Mural controversies aside, Port Phillip and its riches are the topics that Hutchins knows best. He comes from a long line of fishers, with the first Hutchins fishermen navigating the bay in the 1800s.
Like his father Bill, and his grandfather Thomas before that, Hutchins can spot the fish just by looking out from the cliffs and believes sustainability of the industry was never in doubt.
“I’ve been coming here with my parents since I was a baby, when mum would put me in a fish box covered with a blanket on the beach while she helped dad,” he said.
“I grew up here, Port Phillip was our paddock, and I know there are plenty of fish out there.”
In the 1980s Hutchins bought his own licence and for years worked with his brother Dalton, together selling about 20 tonne of fresh fish annually, made up of schnapper, whiting, salmon, garfish and mullet.

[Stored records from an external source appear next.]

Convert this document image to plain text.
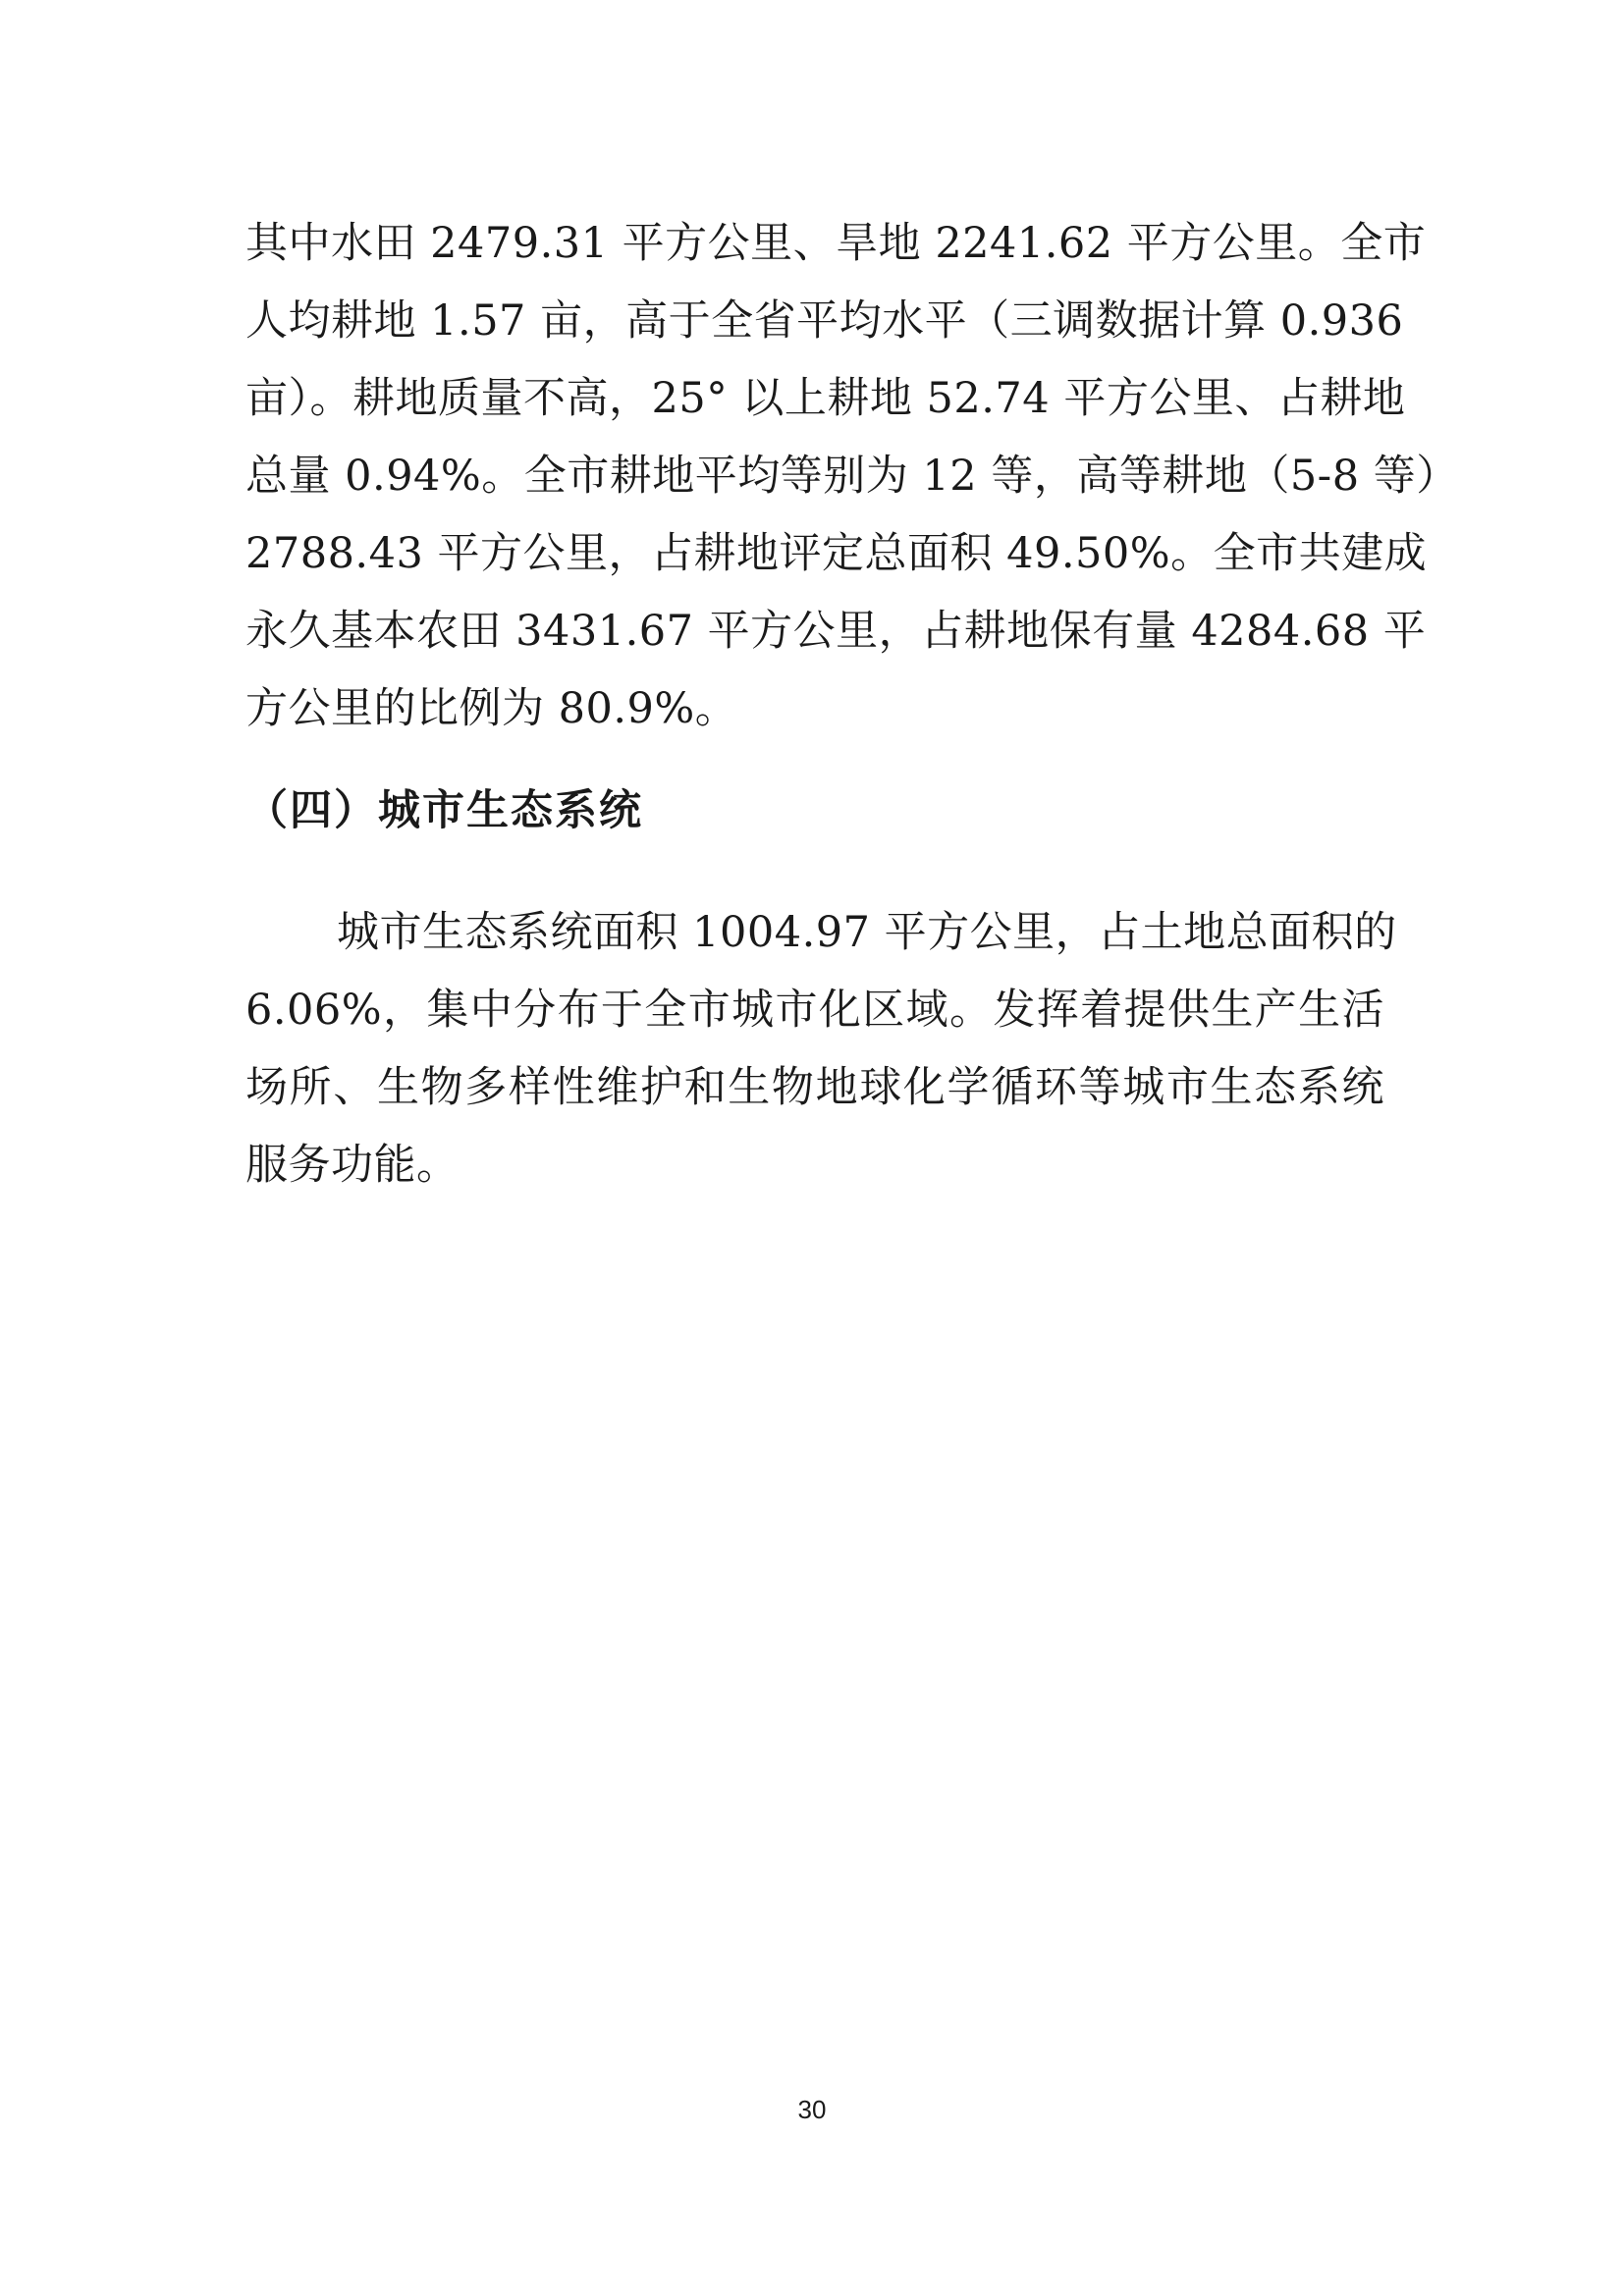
其中水田 2479.31 平方公里、旱地 2241.62 平方公里。全市
人均耕地 1.57 亩，高于全省平均水平（三调数据计算 0.936
亩）。耕地质量不高，25° 以上耕地 52.74 平方公里、占耕地
总量 0.94%。全市耕地平均等别为 12 等，高等耕地（5-8 等）
2788.43 平方公里，占耕地评定总面积 49.50%。全市共建成
永久基本农田 3431.67 平方公里，占耕地保有量 4284.68 平
方公里的比例为 80.9%。
（四）城市生态系统
城市生态系统面积 1004.97 平方公里，占土地总面积的
6.06%，集中分布于全市城市化区域。发挥着提供生产生活
场所、生物多样性维护和生物地球化学循环等城市生态系统
服务功能。
30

But the fate of net fishing was sealed in 2015 when the Labor government introduced legislation for the buy-back of licences as a way to benefit the environment and recreational fishers.
Since then, most of the 43 access licences have been bought back, and this year only about eight will remain with the netting entitlements removed.
While it won’t be the end of the show for Mr Hutchins, who will still have a line fishing licence and will continue to sell from the heritage-listed hut that is now a part of the beach landscape, his months of operation and catch size will be significantly reduced.
“Well, it’s a change, but it’s not the end, I’ll be fishing as long as I can…it might mean I have an eight-month holiday every year, but I’ll still be here in some way,” he said.
Mr Hutchins is pessimistic about what the loss of netting rights will mean for customers who want locally caught, fresh fish, but says he is proud to continue to play a small part in the supply-and-demand equation.
“It’s going to be harder to get fresh fish that’s been caught here in Port Phillip, for sure, there just aren’t many of us left,” he said. ‘’But hopefully I’ll still be here for a few more years.”